Em 2021, o presidente brasileiro virou alvo de investigação pelo Supremo Tribunal Federal (STF), após associar, durante transmissão ao vivo, os imunizantes contra a Covid-19 ao desenvolvimento da Aids, em uma relação falsa.

“Relatórios oficiais do governo do Reino Unido sugerem que os totalmente vacinados – quem são os totalmente vacinados? Aqueles que depois da segunda dose, né, 15 dias depois, 15 dias após a segunda dose, totalmente vacinados – estão desenvolvendo a síndrome de imunodeficiência adquirida muito mais rápido do que o previsto, recomendo ler a matéria”, afirmou o presidente à época, citando um falso documento.

Com a adesão de uma pequena parcela da população à um movimento que, há muito, não registrava tamanha proporção, a cobertura vacinal de outras doenças também foi reduzida.

A queda na cobertura vacinal do sarampo na Bahia

Existia no Brasil e, consequente a isso, na Bahia, um alto índice de vacinação contra o sarampo. Em razão desse cuidado, os números de mortes por conta da doença eram baixos e pouco se falava no assunto.

Assim sendo, os pais mais jovens não vivenciaram períodos de gravidade do sarampo em seus filhos, o que criou uma falsa sensação de que a enfermidades talvez não existisse mais.

Aliado ao movimento anti-vacina e a falta de atenção básica da saúde pública, que focava no momento no combate ao coronavírus, os dados sobre a vacinação começaram a ilustrar uma redução drástica da cobertura vacinal sobre a doença.

Dados da Secretaria de Saúde do estado da Bahia (Sesab), que o UJornalzinho teve acesso com exclusividade, mostram uma queda acentuada dos percentuais de vacinação ao longo dos últimos quatro anos da doença no território baiano.

Ainda de acordo com a Sesab, somente em 2019, foram confirmados 80 casos de sarampo na Bahia. Já em 2020, houve uma redução no número para apenas 7 casos.

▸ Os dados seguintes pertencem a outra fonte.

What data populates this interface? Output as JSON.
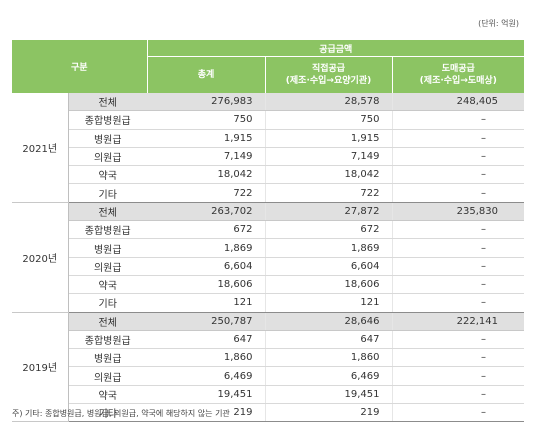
{
  "unit_note": "(단위: 억원)",
  "header": {
    "gubun": "구분",
    "supply_amount": "공급금액",
    "total": "총계",
    "direct": "직접공급",
    "direct_sub": "(제조·수입→요양기관)",
    "wholesale": "도매공급",
    "wholesale_sub": "(제조·수입→도매상)"
  },
  "years": [
    {
      "year": "2021년",
      "rows": [
        {
          "category": "전체",
          "total": "276,983",
          "direct": "28,578",
          "wholesale": "248,405"
        },
        {
          "category": "종합병원급",
          "total": "750",
          "direct": "750",
          "wholesale": "–"
        },
        {
          "category": "병원급",
          "total": "1,915",
          "direct": "1,915",
          "wholesale": "–"
        },
        {
          "category": "의원급",
          "total": "7,149",
          "direct": "7,149",
          "wholesale": "–"
        },
        {
          "category": "약국",
          "total": "18,042",
          "direct": "18,042",
          "wholesale": "–"
        },
        {
          "category": "기타",
          "total": "722",
          "direct": "722",
          "wholesale": "–"
        }
      ]
    },
    {
      "year": "2020년",
      "rows": [
        {
          "category": "전체",
          "total": "263,702",
          "direct": "27,872",
          "wholesale": "235,830"
        },
        {
          "category": "종합병원급",
          "total": "672",
          "direct": "672",
          "wholesale": "–"
        },
        {
          "category": "병원급",
          "total": "1,869",
          "direct": "1,869",
          "wholesale": "–"
        },
        {
          "category": "의원급",
          "total": "6,604",
          "direct": "6,604",
          "wholesale": "–"
        },
        {
          "category": "약국",
          "total": "18,606",
          "direct": "18,606",
          "wholesale": "–"
        },
        {
          "category": "기타",
          "total": "121",
          "direct": "121",
          "wholesale": "–"
        }
      ]
    },
    {
      "year": "2019년",
      "rows": [
        {
          "category": "전체",
          "total": "250,787",
          "direct": "28,646",
          "wholesale": "222,141"
        },
        {
          "category": "종합병원급",
          "total": "647",
          "direct": "647",
          "wholesale": "–"
        },
        {
          "category": "병원급",
          "total": "1,860",
          "direct": "1,860",
          "wholesale": "–"
        },
        {
          "category": "의원급",
          "total": "6,469",
          "direct": "6,469",
          "wholesale": "–"
        },
        {
          "category": "약국",
          "total": "19,451",
          "direct": "19,451",
          "wholesale": "–"
        },
        {
          "category": "기타",
          "total": "219",
          "direct": "219",
          "wholesale": "–"
        }
      ]
    }
  ],
  "footnote": "주) 기타: 종합병원급, 병원급, 의원급, 약국에 해당하지 않는 기관",
  "colors": {
    "header_green": "#8cc463",
    "total_row_gray": "#e0e0e0"
  }
}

Contudo, a secretaria apontou que, a fim de prevenir uma possível epidemia, os agentes de saúde reforçaram as campanhas de vacinação contra o Sarampo em todo estado.

Em 2022, teve início em 04 de abril, a campanha contra o sarampo na Bahia. Até o dia 05 de maio, no entanto, já com um mês de campanha, foram imunizadas somente 3.150 crianças (de 6 meses a menores de 5 anos), o número equivale somente a 2% do público alvo.

A Sesab, portanto, mesmo com a atenção ainda voltada à Covid-19, promoveu campanhas para seguir o movimento de vacinação contra o sarampo no estado. Mas, a adesão da população foi extremamente abaixo do esperado, sendo a ser três vezes menor do que nos anos anteriores a pandemia.

Não é hora de errar

Em 1963, ano em que foi desenvolvida a primeira vacina contra o sarampo, o erro era uma possibilidade, justificado, talvez, pela falta de informação pública e conhecimento dos efeitos. Em 2022, no entanto, a realidade é radicalmente diferente.

Negligenciar um tema de saúde pública é, historicamente, responsável por danos irreversíveis. Atualmente, o Brasil conta com portais públicos de informações sobre a doença e como funciona a vacinação, como a Agência Fiocruz, além da Biblioteca Virtual do Ministério da Saúde, que são de acesso irrestrito para fins de esclarecimento sobre o sarampo e diversas outras enfermidades.

Além disso, campanhas de vacinação acontecem anualmente na Bahia e em outras Unidades Federativas do país. Para mais informações, procure a Secretaria de Saúde do seu estado ou um posto de atendimento do SUS.